Haneul gözlerini açtığında acı içinde inlese bile kendini zorlada olsa kaldırmaya çalıştı. Kendine gelmeye çalışıyor ama bir türlü kafasını kaldırıp etrafına bakmakta ,nerde olduğunu anlamakta bile zorluk çekiyordu. En son ne olmuştu? Ben neden buradaydım? gibi sorularla kendini imtihana atarken hastanede olduğunu anladı. Birden bire korkamaya başladı.  Ne yapacağına dair hiç bir fikri yoktu. Haneul kendi sorularıyla ve korkusuyla cebellenirken içeriye hemşire girmişti. Serumunu tazeledikten sonra hemşire soru sormaya başlamıştı. "Adın ne?"  diyerek başlamıştı. Soruya tam cevap verecekken birden sustu.

Düşündü
düşündü
ve tekrar düşündü.

"Bilmiyorum" dedi. Haneul'ın sorularının içine daha da çok sorular eklenmişti. Bir kaç testlerden sonra hafıza kaybı yaşadığını söylediler. Daha sonra taburcu olmak için işlemleride bitirdikten sonra cep telefonunu eline alarak rehberine baktı.Ama tuhaf olan bir şey vardı. Anne ve babasının rehberinde olmayışı ve rehberinde sadece namjoon isimli kişinin telefon numarası vardı. Başka çaresi olmadığı  için aramaya karar verdi.

Bekledi
Bekledi
Ve yine bekledi ...

Telefonu açmamıştı. Şimdi ne yapacaktı. Nereye gideceğini bile bilmiyordu. Üzerinde para da yoktu karnıda acıkmıştı. Boş boş durmak yerine yürümeyi tercih etti. Gözüne bir park ilişdiğinde gidip oradaki çocukları izlemeyi tercih etti. Bir süre çocukların kahkahalarını dinledikten sonra telefonu çaldı. Arayan namjoon'du. Hemen açtı. Utanç ve korkuyla birlikte "Alo !?!?!!" diyebildi.

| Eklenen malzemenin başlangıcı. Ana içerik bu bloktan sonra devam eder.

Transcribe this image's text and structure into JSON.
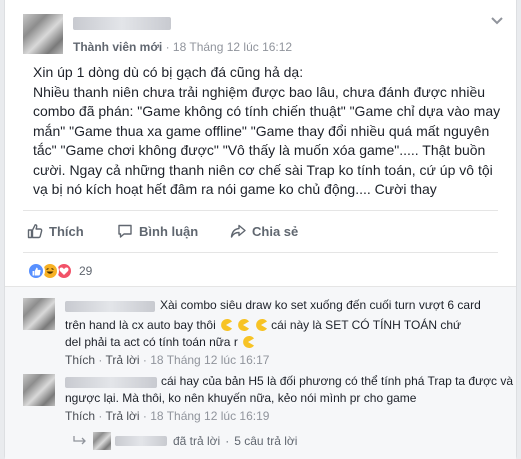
{
  "post": {
    "member_badge": "Thành viên mới",
    "timestamp": "· 18 Tháng 12 lúc 16:12",
    "lines": [
      "Xin úp 1 dòng dù có bị gạch đá cũng hả dạ:",
      "Nhiều thanh niên chưa trải nghiệm được bao lâu, chưa đánh được nhiều",
      "combo đã phán: \"Game không có tính chiến thuật\" \"Game chỉ dựa vào may",
      "mắn\" \"Game thua xa game offline\" \"Game thay đổi nhiều quá mất nguyên",
      "tắc\" \"Game chơi không được\" \"Vô thấy là muốn xóa game\"..... Thật buồn",
      "cười. Ngay cả những thanh niên cơ chế sài Trap ko tính toán, cứ úp vô tội",
      "vạ bị nó kích hoạt hết đâm ra nói game ko chủ động.... Cười thay"
    ]
  },
  "actions": {
    "like": "Thích",
    "comment": "Bình luận",
    "share": "Chia sẻ"
  },
  "reactions": {
    "count": "29",
    "colors": {
      "like": "#5890ff",
      "haha": "#f7b125",
      "love": "#f25268"
    }
  },
  "comments": [
    {
      "line1": "Xài combo siêu draw ko set xuống đến cuối turn vượt 6 card",
      "line2a": "trên hand là cx auto bay thôi",
      "line2b": "cái này là SET CÓ TÍNH TOÁN chứ",
      "line3": "del phải ta act có tính toán nữa r",
      "like": "Thích",
      "reply": "Trả lời",
      "time": "18 Tháng 12 lúc 16:17"
    },
    {
      "line1": "cái hay của bản H5 là đối phương có thể tính phá Trap ta được và",
      "line2": "ngược lại. Mà thôi, ko nên khuyến nữa, kẻo nói mình pr cho game",
      "like": "Thích",
      "reply": "Trả lời",
      "time": "18 Tháng 12 lúc 16:19"
    }
  ],
  "replies_summary": {
    "replied": "đã trả lời",
    "sep": "·",
    "count": "5 câu trả lời"
  }
}
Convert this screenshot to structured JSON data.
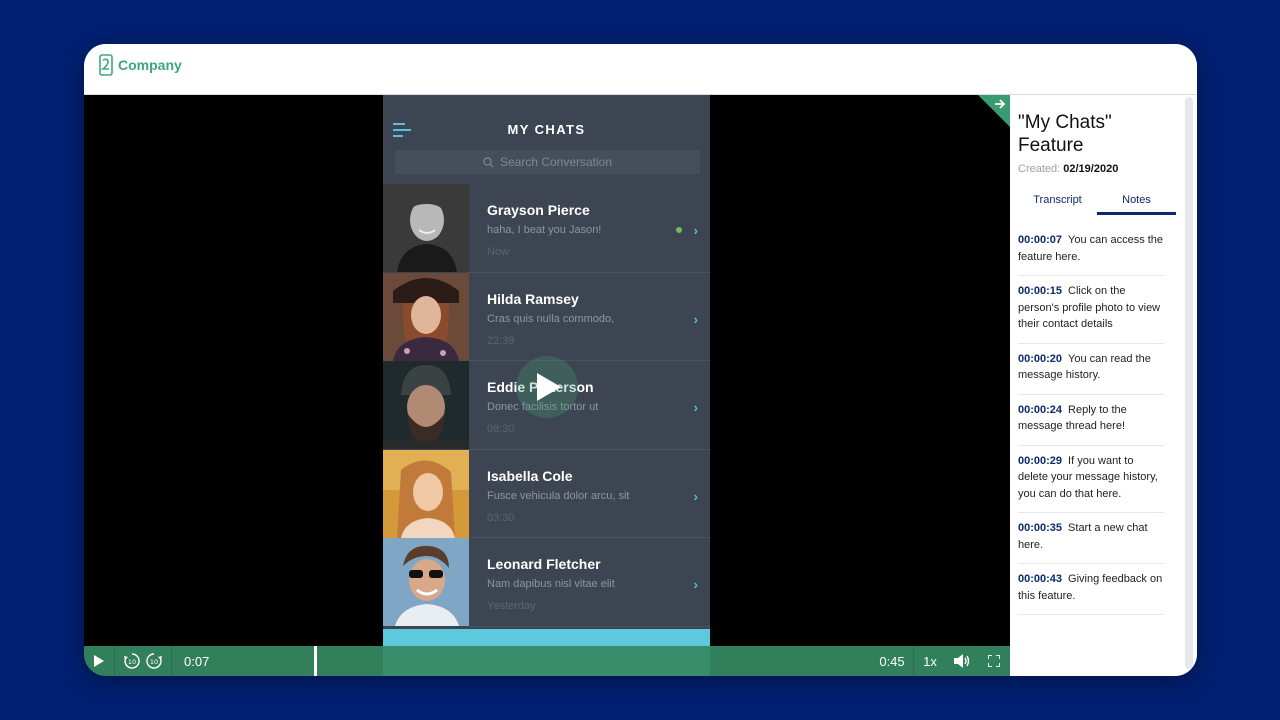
{
  "brand": {
    "name": "Company",
    "color": "#3aa97f"
  },
  "phone": {
    "title": "MY CHATS",
    "search_placeholder": "Search Conversation",
    "chats": [
      {
        "name": "Grayson Pierce",
        "message": "haha, I beat you Jason!",
        "time": "Now",
        "online": true
      },
      {
        "name": "Hilda Ramsey",
        "message": "Cras quis nulla commodo,",
        "time": "22:39",
        "online": false
      },
      {
        "name": "Eddie Patterson",
        "message": "Donec facilisis tortor ut",
        "time": "08:30",
        "online": false
      },
      {
        "name": "Isabella Cole",
        "message": "Fusce vehicula dolor arcu, sit",
        "time": "03:30",
        "online": false
      },
      {
        "name": "Leonard Fletcher",
        "message": "Nam dapibus nisl vitae elit",
        "time": "Yesterday",
        "online": false
      }
    ]
  },
  "player": {
    "current_time": "0:07",
    "total_time": "0:45",
    "speed": "1x",
    "progress": 0.155,
    "icons": {
      "play": "play-icon",
      "rewind": "rewind-10-icon",
      "forward": "forward-10-icon",
      "volume": "volume-icon",
      "fullscreen": "fullscreen-icon"
    },
    "accent": "#368a62"
  },
  "panel": {
    "title": "\"My Chats\" Feature",
    "created_label": "Created:",
    "created_date": "02/19/2020",
    "tabs": [
      {
        "label": "Transcript",
        "active": false
      },
      {
        "label": "Notes",
        "active": true
      }
    ],
    "notes": [
      {
        "time": "00:00:07",
        "text": "You can access the feature here."
      },
      {
        "time": "00:00:15",
        "text": "Click on the person's profile photo to view their contact details"
      },
      {
        "time": "00:00:20",
        "text": "You can read the message history."
      },
      {
        "time": "00:00:24",
        "text": "Reply to the message thread here!"
      },
      {
        "time": "00:00:29",
        "text": "If you want to delete your message history, you can do that here."
      },
      {
        "time": "00:00:35",
        "text": "Start a new chat here."
      },
      {
        "time": "00:00:43",
        "text": "Giving feedback on this feature."
      }
    ]
  }
}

"Haneul? Bir sorun mu var ? Sesin çok kötü !!!?!?!?"

"Evet var !"

"Noldu !!?!??!?!"

Bu sorudan sonra haneul bu sabahtan itibaren başından geçenleri anlattı ve namjoon'nun yanına geleceğinden dolayı mutluydu. Hala parktaydı ve burada bekleyecekti.

"Eminim rehberimde tek onun ismi olmasının bir nedeni vardır ?" diyerek mırıldandı.

Hava kararmak üzereydi. Ortalıkta kimse yoktu. Çocuklarda gitmişti. Birden ayak sesleri geldi. Seslerin geldiği yöne doğru kafasını çevirdi. Lolipoplu, uzun ve salaş giyinen bir erkek. Ayrıca esmer bir ten rengi ve güzel bir vücudunun olduğunu düşündü. İnşallah bu namjoon dur diyerek içinden geçirdi. Dediği çıkmıştıda. 

Namjoon haneul oturduğu bankın yanına oturdu. Yüzü solmuş haneul ı görünce "yazık olmuş" diye mırıldandı. Haneul ise yanında oturan namjoon un ne zaman konuşmaya başlayacağını bekliyordu. Sanki bir şey düşünüyor gibiydi.
Sonunda haneul istediği olmuş ve beş dakika sonra namjoon konuşmaya başlamıştı. Sert ve umursamaz şekilde.

"Haneul"

"Imm"

"Hadi kalk gidiyoruz."

"Nereye."

"Eve"

"Evime mi?"

"Hayır benim evime."

Haneul bunu duyduktan sonra nasıl tepki verecekti bilmiyordu.
Sadece bir aptal gibi önden giden çocuğa bakıyordu. Konuşmak istiyordu ama konuşması namjoon gibi umursamaz bir çocukla mümkün olmayacağı belliydi.

Kaldırımda yürüyen namjoon un yanına gelerek "neden senin evin" diye sordu.
Buna karşılık namjoon ise sert bir şekilde yüzüne baktı ve "ailen yok evin yok arkadaşın yok  akrabaların yok tek ben ve bir kişi daha var üçümüzüz umarım duyman gerekeni duymuşsundur. Ayrıca bana soru dolu gözlerle bakma!!!"  dedi.